Insécurité au centre : les terroristes et leurs nouvelles stratégies !

A quand la fin des massacres dans les régions du centre ? C’est la triste question que l’on ne cesse de se poser. Parti de la région de Mopti, près de la frontière avec le Burkina Faso vers 2015, le violent conflit qui s’est installé dans cette région il y a cinq ans, s’est propagé peu à peu vers les autres zones du centre du pays. Alors que les populations s’attendaient à des solutions rapides et concrètes de la part des nouvelles autorités, la crise continue de faire son petit chemin de bonhomme.

Ogossagou 1, Ogossagou 2 ou encore Soban-Dah, les assaillants sont passés par là, causant de nombreuses victimes civiles. Aussi, plusieurs autres villages ont été complètement décimés par des hommes armés présumés terroristes. Aujourd’hui encore, la violence reste vive dans la partie centrale du pays même si elle reste très peu médiatisée.

L’occupation du village de Farabougou le mois dernier par des terroristes durant des semaines  est l’illustration parfaite que le conflit du centre sous toutes ses formes est loin d’être enterré. Pas plus tard que le mardi 03 novembre 2020, un bus transportant des riverains a été attaqué au niveau du Pont de Parou situé entre Bandiagara et Bankass. Une attaque qui a fait neuf morts et sept blessés graves. Il faut aussi rappeler que depuis la levée du Check-point des chasseurs traditionnels dogons par l’ancien premier ministre,  Boubou Cissé, plus d’une dizaine d’attaques ont été produites autour de ce Pont provoquant au moins 115 morts. Le Pont quant à lui, constamment attaqué par les terroristes qui veulent couper la zone avec le reste du Mali, n’a jamais pu être réparé.

Une cohabitation forcée entre terroristes et populations

S’il y a une stratégie pour ces groupes armés terroristes visant à s’installer dans plusieurs zones de la région de Mopti, c’est bien cette cohabitation forcée avec les populations. Par cette politique, les terroristes travaillent à se substituer à l’Etat partout où les services publics sont absents. « Par la force des choses, les groupes armés terroristes et les populations  cohabitent dans plusieurs zones au centre du pays »,témoigne un habitant de la région sous anonymat. Il y a trois mois maintenant, un cessez-le-feu a été miraculeusement instauré dans les cercles de Koro, Bankass, Bandiagara et Douentza. Un pacte de non agression entre non seulement les différentes communautés qui se regardaient en chien de faïence, mais surtout entre des mouvements armés. Les conditions de ce pacte verbal sont très claires. D’une part, les populations peuvent reprendre leurs activités sans être agressées à condition qu’elles abandonnent toute collaboration avec les chasseurs et même avec l’armée dans la traque des terroristes. D’autre part, les terroristes restent armés à travers leurs différentes bases et peuvent venir se ravitailler en vivre dans les villages en cas de besoin. Car selon la nouvelle donne des terroristes, leur cible n’est plus que les forces armées et de sécurité qui ont pour alliés les forces étrangères.

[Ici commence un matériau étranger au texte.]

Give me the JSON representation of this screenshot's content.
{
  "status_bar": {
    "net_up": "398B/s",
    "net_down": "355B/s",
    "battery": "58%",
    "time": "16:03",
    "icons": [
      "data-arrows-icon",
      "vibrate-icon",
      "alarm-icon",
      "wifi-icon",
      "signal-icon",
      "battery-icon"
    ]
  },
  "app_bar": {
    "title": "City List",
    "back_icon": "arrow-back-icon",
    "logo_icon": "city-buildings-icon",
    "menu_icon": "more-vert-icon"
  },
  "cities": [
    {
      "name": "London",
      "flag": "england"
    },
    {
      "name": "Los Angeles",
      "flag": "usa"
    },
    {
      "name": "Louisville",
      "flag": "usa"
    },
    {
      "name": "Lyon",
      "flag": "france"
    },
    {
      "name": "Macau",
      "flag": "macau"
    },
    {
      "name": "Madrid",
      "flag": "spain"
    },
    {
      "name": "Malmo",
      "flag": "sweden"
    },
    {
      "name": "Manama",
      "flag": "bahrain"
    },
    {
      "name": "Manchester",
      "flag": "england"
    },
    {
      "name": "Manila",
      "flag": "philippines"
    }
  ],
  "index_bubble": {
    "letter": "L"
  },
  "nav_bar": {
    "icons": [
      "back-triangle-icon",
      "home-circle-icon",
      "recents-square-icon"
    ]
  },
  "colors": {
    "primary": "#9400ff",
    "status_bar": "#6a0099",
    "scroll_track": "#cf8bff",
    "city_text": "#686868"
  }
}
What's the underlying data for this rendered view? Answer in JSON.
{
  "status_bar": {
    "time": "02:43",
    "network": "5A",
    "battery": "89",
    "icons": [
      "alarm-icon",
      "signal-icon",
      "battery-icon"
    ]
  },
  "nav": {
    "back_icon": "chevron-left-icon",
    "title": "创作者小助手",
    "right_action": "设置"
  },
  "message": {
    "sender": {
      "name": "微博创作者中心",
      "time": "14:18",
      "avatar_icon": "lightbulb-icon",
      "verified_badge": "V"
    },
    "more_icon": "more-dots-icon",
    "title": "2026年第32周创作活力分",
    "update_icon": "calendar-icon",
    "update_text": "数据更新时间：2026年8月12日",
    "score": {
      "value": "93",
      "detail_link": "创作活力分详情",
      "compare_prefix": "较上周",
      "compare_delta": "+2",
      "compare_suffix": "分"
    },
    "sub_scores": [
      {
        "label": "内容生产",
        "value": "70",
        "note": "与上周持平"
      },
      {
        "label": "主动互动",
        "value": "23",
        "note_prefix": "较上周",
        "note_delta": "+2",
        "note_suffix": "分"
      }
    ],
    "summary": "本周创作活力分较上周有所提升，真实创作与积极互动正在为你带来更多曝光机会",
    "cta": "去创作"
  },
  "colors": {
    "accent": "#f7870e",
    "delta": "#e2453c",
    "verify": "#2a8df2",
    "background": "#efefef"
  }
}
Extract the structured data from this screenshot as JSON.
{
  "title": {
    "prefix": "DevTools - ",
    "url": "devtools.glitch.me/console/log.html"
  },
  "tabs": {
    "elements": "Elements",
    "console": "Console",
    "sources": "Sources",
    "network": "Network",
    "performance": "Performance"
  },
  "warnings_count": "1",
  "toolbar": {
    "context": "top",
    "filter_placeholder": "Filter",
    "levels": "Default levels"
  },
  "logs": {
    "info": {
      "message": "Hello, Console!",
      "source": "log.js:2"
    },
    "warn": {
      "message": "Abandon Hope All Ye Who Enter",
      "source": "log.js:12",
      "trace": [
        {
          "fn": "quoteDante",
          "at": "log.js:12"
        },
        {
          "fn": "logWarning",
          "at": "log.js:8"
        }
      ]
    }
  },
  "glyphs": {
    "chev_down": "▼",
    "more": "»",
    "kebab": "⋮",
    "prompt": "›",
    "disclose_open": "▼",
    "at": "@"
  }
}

Diviser pour mieux régner !

Ce qu’il faut comprendre, c’est que les groupes terroristes mis à mal par la résistance féroce des chasseurs traditionnels dogons et des forces armées et de sécurité du Mali, pour ce qui concerne dans la région de Mopti, veulent trouver de nouvelles stratégies pour pouvoir se cacher derrière les populations civiles. Il s’agit de chérir les communautés locales tout en remontant les habitants contre toutes autres forces de défense présentes dans lesdites zones. Certes, ces populations savent que c’est un pacte avec le diable, mais c’est un arrangement qui les met à l’abri de la psychose et des attaques instantanées et perpétuelles. Ce qui sûr, c’est que cette situation complique davantage la tâche aux autorités dans la lutte contre les groupes armés terroristes au centre et dans le reste du pays.